“L’immagine è tutto: Anche troppo. Dopo anni, anzi decenni, passati ad inseguire falsi bisogni (e vere etichette) le nuove generazioni stanno impadronendosi di una nuova consapevolezza: la vita è fatta di sostanza, non solo di apparenza.” Naomi Klein – No Logo – Baldini & Castoldi – 2000

MARCHIO = Segno emblematico o nominativo usato dall’imprenditoria per contraddistinguere i propri prodotti.

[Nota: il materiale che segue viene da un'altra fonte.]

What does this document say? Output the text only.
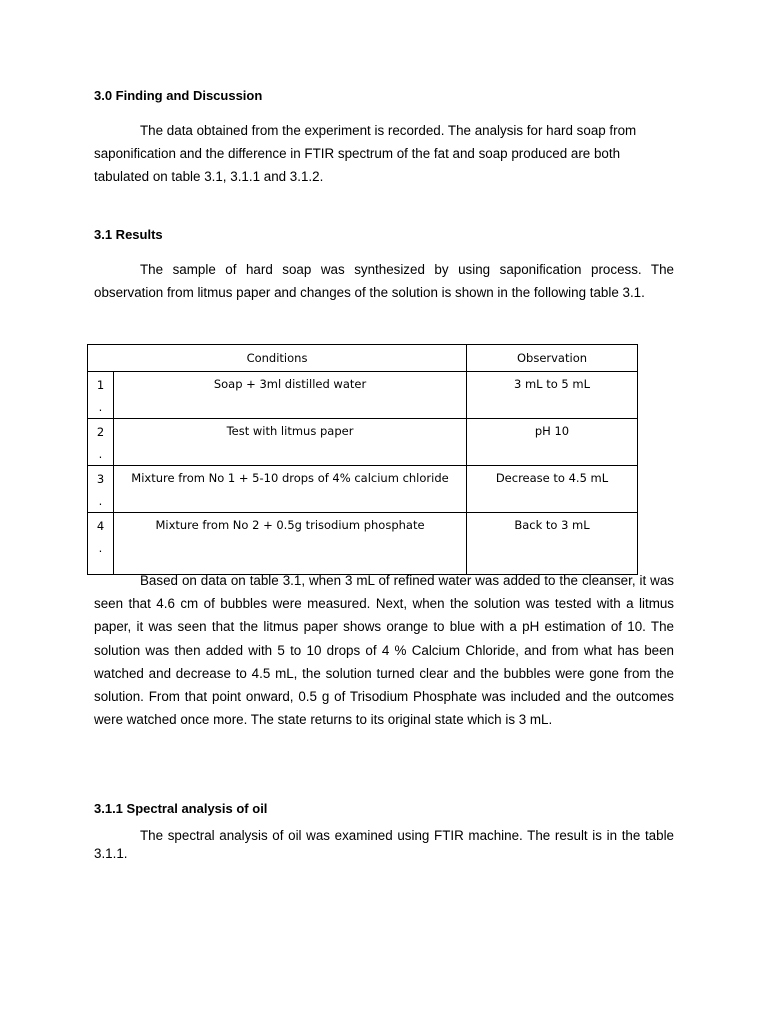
3.0 Finding and Discussion

The data obtained from the experiment is recorded. The analysis for hard soap from saponification and the difference in FTIR spectrum of the fat and soap produced are both tabulated on table 3.1, 3.1.1 and 3.1.2.

3.1 Results

The sample of hard soap was synthesized by using saponification process. The observation from litmus paper and changes of the solution is shown in the following table 3.1.

Conditions		Observation

1
.	Soap + 3ml distilled water	3 mL to 5 mL

2
.	Test with litmus paper	pH 10

3
.	Mixture from No 1 + 5-10 drops of 4% calcium chloride	Decrease to 4.5 mL

4
.	Mixture from No 2 + 0.5g trisodium phosphate	Back to 3 mL

Based on data on table 3.1, when 3 mL of refined water was added to the cleanser, it was seen that 4.6 cm of bubbles were measured. Next, when the solution was tested with a litmus paper, it was seen that the litmus paper shows orange to blue with a pH estimation of 10. The solution was then added with 5 to 10 drops of 4 % Calcium Chloride, and from what has been watched and decrease to 4.5 mL, the solution turned clear and the bubbles were gone from the solution. From that point onward, 0.5 g of Trisodium Phosphate was included and the outcomes were watched once more. The state returns to its original state which is 3 mL.

3.1.1 Spectral analysis of oil

The spectral analysis of oil was examined using FTIR machine. The result is in the table 3.1.1.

Quale è la genesi del marchio, nella società contemporanea? Come scrive Naomi Klein nel suo “geniale” libro dal titolo emblematico di NO LOGO, chi detiene legittimamente la proprietà del marchio, non ha nessun interesse a “dare qualità” al prodotto, ma solo di costruire e rafforzare la propria immagine. Il fine è soprattutto quello di apporre, a merci e prodotti, di qualità e provenienza dubbie, acquistate e prodotte all’abbisogna, in qualunque parte del Mondo, il proprio marchio. Si punta sulla quantità, sui numeri di diffusione del marchio, non sulla qualità. Spesso in maniera subdola e palese, il marchio è simbolo, quasi esclusivamente di valori effimeri e non duraturi. Quello a cui si punta, quando si utilizza il marchio (e non un simbolo, un emblema), sono delle tecniche di “branding” (diffusione del marchio) e “advertising” (pubblicizzare), metodologie spesso confuse tra loro, che hanno come unico fine “aumentare il valore di immagine del marchio”. Perché più aumento il valore del marchio, più sono sicuro di poter “spacciare” grandi quantitativi di prodotti e contenuti, di bassa e media qualità, e quindi poco costosi da acquisire, In questo senso ha assunto una certa rilevanza il così detto “modello asiatico” del Keiretsu (termine giapponese che indica una rete di aziende tra loro correlate). L’idea è di costruire un marchio non attorno, esclusivamente, ai prodotti, ma alla fama, ed a dei valori.  Valori semplici, quasi banali, ampiamente condivisi e condivisibili, senza addentrarsi in quelli più complessi e “difficili” per le masse. Ad esempio, un’azienda in regime Keiretsu, vende libri, un’altra Dvd, l’altra ancora pubblicizza e sostiene valori sociali (ambiente, sviluppo, ecc.) legati proprio al contenuto dei media che vende. A volte questi sistemi Keiretsu raggiungono dei veri e propri paradossi, il caso più emblematico è quello della Marlboro, si vendono sigarette, su cui c’è scritto: nuoce gravemente alla salute, mentre con un’altra azienda si vende abbigliamento, e poi con un’altra ancora (Marlboro Country), si vendono viaggi esclusivi in luoghi meravigliosi ed incontaminati.

Il sogno di ogni pubblicitario o di chi si occupa di comunicazione pubblicitaria è di gestire un’azienda Keiretsu, in cui i prodotti ed il marchio, sono la stessa cosa, in simbiosi tra loro, dove sono gli stessi acquirenti dei prodotti, a pubblicizzare ed espandere il marchio (perché sono direttamente coinvolti) mediante i valori di cui sono psicologicamente “dipendenti”, consentendo una diffusione di ambedue, in maniera quasi automatica e senza costi. Riuscire a confondere prodotti, valori, marchio, in un’unica cosa, vuol dire ottenere grandi ricavi a fronte di investimenti minimi.

In questa logica, chi boicotta il marchio, chi lo critica, chi si schiera verso strategie “No Logo”, tese a fare comprendere che, chi utilizza il marchio, è quasi sempre un’azienda che “inganna” chi acquista, diventa velocemente un pericoloso antagonista, da “eliminare”. Bisogna che le aziende che gestiscono i marchi, incomincino a pensare all’etica, più che all’estetica pubblicitaria, alla qualità ed all’organizzazione di quello che fanno e producono.